Musterland in Westafrika Steinmeier in Ghana: Reformpartnerschaft statt Flucht

Accra · Ghana gilt als politisch stabil, wirtschaftlich geht es besser als in den meisten Ländern Westafrikas. Und doch machen sich auch von hier viele Tausend Menschen auf den Weg nach Europa. Der Bundespräsident setzt auf Investitionen und Arbeitsplätze.

 Bundespräsident Frank-Walter Steinmeier bei einer Führung durch eine Ausbildungswerkstatt des Fahrzeugherstellers Scania in Accra.

Bundespräsident Frank-Walter Steinmeier bei einer Führung durch eine Ausbildungswerkstatt des Fahrzeugherstellers Scania in Accra.

Foto: Bernd von Jutrczenka

Bundespräsident Frank-Walter Steinmeier hat bei seinem Besuch in Ghana eindringlich vor den Gefahren für Flüchtlinge auf dem Weg nach Deutschland und Europa gewarnt. Vielen drohe "der Albtraum moderner Sklaverei", sagte Steinmeier laut Redemanuskript mit Blick auf erschreckende Berichte aus Libyen.

"Wir müssen den jungen Menschen Hoffnung geben und ihnen echte Perspektiven in ihrer Heimat anbieten", betonte er am Abend bei einem Staatsbankett.

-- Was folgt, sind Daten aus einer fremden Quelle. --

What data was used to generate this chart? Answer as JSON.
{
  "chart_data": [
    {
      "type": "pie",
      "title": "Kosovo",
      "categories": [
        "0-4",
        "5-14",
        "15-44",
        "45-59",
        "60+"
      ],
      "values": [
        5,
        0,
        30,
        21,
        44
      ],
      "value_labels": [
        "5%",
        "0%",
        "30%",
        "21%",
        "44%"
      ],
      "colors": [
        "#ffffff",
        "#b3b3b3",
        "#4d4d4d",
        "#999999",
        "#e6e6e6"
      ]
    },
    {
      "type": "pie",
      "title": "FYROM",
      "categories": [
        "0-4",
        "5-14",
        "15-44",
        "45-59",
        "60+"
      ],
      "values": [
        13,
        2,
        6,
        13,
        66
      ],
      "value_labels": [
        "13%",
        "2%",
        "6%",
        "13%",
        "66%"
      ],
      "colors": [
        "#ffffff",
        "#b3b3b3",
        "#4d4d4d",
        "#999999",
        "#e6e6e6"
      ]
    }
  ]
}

Die Förderung von Investitionen und die Bekämpfung von Fluchtursachen stehen im Mittelpunkt der viertägigen Westafrika-Reise des Bundespräsidenten. Er wird von Wirtschaftsministerin Brigitte Zypries (SPD) und einer Wirtschaftsdelegation begleitet. Am Mittwoch fliegt er nach Gambia weiter.

In einem Interview der ghanaischen Tageszeitung "Daily Graphic" erklärte er, es sei eine gemeinsame Aufgabe, die lebensgefährlichen Risiken der Flucht klar zu benennen. "Und wir müssen gemeinsam gegen kriminelle Schlepper-Netzwerke kämpfen."

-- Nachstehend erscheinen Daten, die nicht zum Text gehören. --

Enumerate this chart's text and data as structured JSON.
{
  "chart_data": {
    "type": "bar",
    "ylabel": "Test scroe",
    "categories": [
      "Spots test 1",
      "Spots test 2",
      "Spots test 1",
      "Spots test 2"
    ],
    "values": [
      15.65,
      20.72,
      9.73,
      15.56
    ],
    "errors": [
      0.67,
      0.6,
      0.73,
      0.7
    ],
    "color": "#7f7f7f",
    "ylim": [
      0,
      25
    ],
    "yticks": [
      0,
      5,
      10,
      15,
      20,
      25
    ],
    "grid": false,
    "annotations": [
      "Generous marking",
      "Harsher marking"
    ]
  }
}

Zum Auftakt seines Staatsbesuchs wurde Steinmeier in der Hauptstadt Accra mit militärischen Ehren begrüßt. Im Gespräch mit dem ghanaischen Präsidenten Nana Akufo-Addo ging es vor allem um Fragen der wirtschaftlichen Zusammenarbeit und um Perspektiven für die junge Generation. Am Mittwoch will Steinmeier ein neues Migrationsberatungszentrum eröffnen, das junge Ghanaer bei der Aus- und Weiterbildung sowie bei Unternehmensgründungen unterstützt.

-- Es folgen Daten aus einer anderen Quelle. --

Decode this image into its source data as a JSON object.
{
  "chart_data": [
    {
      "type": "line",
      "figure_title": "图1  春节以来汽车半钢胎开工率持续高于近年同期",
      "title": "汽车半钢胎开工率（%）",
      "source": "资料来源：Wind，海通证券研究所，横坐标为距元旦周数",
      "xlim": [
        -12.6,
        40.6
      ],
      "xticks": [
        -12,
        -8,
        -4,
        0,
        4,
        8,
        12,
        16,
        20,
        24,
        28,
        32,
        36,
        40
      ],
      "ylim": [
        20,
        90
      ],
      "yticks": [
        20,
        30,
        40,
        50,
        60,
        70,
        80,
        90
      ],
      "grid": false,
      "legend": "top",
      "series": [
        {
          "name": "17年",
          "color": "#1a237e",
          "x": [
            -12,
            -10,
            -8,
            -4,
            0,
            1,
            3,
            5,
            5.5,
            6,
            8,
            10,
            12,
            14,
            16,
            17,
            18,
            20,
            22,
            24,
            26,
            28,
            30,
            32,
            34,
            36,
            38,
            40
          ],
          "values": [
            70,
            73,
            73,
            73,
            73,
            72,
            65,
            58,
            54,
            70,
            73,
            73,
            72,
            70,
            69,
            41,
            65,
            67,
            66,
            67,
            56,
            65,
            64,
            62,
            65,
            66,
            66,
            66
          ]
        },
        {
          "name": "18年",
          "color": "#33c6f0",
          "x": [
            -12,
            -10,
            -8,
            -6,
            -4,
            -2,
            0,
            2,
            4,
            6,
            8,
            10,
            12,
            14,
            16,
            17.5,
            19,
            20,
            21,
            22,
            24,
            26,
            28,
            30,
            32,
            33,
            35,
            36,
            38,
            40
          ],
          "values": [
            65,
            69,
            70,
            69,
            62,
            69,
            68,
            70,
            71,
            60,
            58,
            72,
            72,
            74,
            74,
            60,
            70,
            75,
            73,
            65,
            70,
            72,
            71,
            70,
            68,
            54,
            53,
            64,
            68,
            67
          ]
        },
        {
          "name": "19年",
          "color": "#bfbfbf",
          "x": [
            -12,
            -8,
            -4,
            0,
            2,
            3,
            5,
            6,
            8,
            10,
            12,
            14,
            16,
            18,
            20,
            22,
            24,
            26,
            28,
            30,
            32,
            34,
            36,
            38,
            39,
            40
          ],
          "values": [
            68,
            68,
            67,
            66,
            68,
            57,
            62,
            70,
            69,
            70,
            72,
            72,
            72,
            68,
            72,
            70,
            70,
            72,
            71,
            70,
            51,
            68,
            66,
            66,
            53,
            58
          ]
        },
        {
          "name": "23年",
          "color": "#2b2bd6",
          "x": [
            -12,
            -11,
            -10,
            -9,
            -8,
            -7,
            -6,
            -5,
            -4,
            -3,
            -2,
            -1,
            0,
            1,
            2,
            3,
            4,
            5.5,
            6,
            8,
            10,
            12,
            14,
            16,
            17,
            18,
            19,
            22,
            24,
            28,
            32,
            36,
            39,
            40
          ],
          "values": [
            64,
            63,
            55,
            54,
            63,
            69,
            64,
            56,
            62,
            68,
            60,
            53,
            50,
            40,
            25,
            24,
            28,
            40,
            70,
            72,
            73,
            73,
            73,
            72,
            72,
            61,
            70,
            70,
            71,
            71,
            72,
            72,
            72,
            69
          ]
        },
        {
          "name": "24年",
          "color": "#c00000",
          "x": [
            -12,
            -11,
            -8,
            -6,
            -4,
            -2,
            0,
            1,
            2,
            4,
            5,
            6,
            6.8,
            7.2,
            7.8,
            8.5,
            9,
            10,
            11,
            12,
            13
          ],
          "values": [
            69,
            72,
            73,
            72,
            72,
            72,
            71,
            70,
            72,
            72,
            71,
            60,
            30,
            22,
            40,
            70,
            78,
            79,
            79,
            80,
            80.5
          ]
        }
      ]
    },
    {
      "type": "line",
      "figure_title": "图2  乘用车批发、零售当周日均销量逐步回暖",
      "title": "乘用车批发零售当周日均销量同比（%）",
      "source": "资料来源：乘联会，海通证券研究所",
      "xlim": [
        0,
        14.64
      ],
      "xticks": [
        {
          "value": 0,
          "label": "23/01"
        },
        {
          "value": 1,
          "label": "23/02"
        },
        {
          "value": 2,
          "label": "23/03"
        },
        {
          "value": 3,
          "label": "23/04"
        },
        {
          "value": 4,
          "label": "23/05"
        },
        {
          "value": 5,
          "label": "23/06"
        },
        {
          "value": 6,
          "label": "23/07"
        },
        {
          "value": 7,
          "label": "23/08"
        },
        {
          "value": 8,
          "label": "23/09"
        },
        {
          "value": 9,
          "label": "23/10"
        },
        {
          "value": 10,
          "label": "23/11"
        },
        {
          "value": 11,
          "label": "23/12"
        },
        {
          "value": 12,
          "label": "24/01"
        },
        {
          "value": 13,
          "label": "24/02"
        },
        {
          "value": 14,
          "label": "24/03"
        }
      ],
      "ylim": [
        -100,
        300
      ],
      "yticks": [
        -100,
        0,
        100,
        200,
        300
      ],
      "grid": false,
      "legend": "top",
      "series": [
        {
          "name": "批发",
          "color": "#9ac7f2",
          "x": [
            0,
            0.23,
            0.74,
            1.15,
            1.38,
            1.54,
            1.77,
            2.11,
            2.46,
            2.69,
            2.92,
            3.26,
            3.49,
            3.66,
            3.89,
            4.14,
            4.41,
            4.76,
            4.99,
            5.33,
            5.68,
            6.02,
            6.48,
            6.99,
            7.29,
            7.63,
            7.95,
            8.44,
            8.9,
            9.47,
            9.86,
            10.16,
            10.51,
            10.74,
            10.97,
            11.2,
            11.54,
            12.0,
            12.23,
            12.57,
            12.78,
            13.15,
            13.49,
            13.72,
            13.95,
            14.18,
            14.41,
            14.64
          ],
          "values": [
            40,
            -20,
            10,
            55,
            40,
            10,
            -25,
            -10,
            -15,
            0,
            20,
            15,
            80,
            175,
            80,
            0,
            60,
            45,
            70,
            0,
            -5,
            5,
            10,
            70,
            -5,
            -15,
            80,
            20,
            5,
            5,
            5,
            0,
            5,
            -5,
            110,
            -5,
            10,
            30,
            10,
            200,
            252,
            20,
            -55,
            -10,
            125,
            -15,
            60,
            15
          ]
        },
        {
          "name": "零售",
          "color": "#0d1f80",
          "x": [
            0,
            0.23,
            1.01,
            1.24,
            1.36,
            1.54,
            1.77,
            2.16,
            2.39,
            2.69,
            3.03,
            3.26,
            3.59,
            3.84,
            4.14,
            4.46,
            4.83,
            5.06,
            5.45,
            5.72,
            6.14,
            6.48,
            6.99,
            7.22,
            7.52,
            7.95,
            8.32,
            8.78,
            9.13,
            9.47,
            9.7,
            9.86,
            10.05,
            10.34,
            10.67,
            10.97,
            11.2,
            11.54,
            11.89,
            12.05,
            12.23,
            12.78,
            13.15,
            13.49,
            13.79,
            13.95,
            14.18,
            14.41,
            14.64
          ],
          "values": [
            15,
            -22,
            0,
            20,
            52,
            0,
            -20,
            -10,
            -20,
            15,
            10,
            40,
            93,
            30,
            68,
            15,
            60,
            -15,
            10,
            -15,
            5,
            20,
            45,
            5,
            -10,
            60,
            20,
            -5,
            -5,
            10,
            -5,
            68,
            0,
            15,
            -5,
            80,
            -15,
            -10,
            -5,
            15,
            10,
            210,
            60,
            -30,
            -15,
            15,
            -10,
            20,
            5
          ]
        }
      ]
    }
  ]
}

Akufo-Addo und Steinmeier kennen sich schon seit zehn Jahren - aus ihrer gemeinsamen Zeit als Außenminister. Der nigeriansche Staatschef hob vor allem die Stärke der kleinen und mittleren Unternehmen in Deutschland und das System der dualen Berufsausbildung als beispielhaft hervor. Steinmeier betonte, das Problem der Korruption sei in Ghana gegenüber Nachbarländern "deutlich reduziert". Dennoch gebe es hier noch viel zu tun.

Im Beisein der beiden Staatschefs wurde eine Absichtserklärung für eine Reformpartnerschaft Ghanas mit Deutschland unterzeichnet. Damit soll Ghana bei der Förderung von erneuerbaren Energien, der Energie-Effizienz und der beruflichen Bildung zusätzlich mit insgesamt 100 Millionen Euro unterstützt werden. Beim EU-Afrika-Gipfel hatte die Bundesregierung bereits Reformpartnerschaften mit der Elfenbeinküste und Tunesien unterzeichnet. Ziel ist es, die Rahmenbedingungen für private Investitionen zu verbessern und damit mehr Beschäftigung in Afrika zu schaffen.

In dem Interview sagte Steinmeier, Deutschland habe in den vergangenen Jahren Hunderttausende Flüchtlinge aufgenommen. "Aber wir müssen klar unterscheiden zwischen Flucht vor Krieg und politischer Verfolgung auf der einen Seite und Migration auf der Suche nach einem besseren menschenwürdigen Leben auf der anderen Seite." Europa könne nur wenigen Ghanaern und anderen Afrikanern diese Perspektive geben.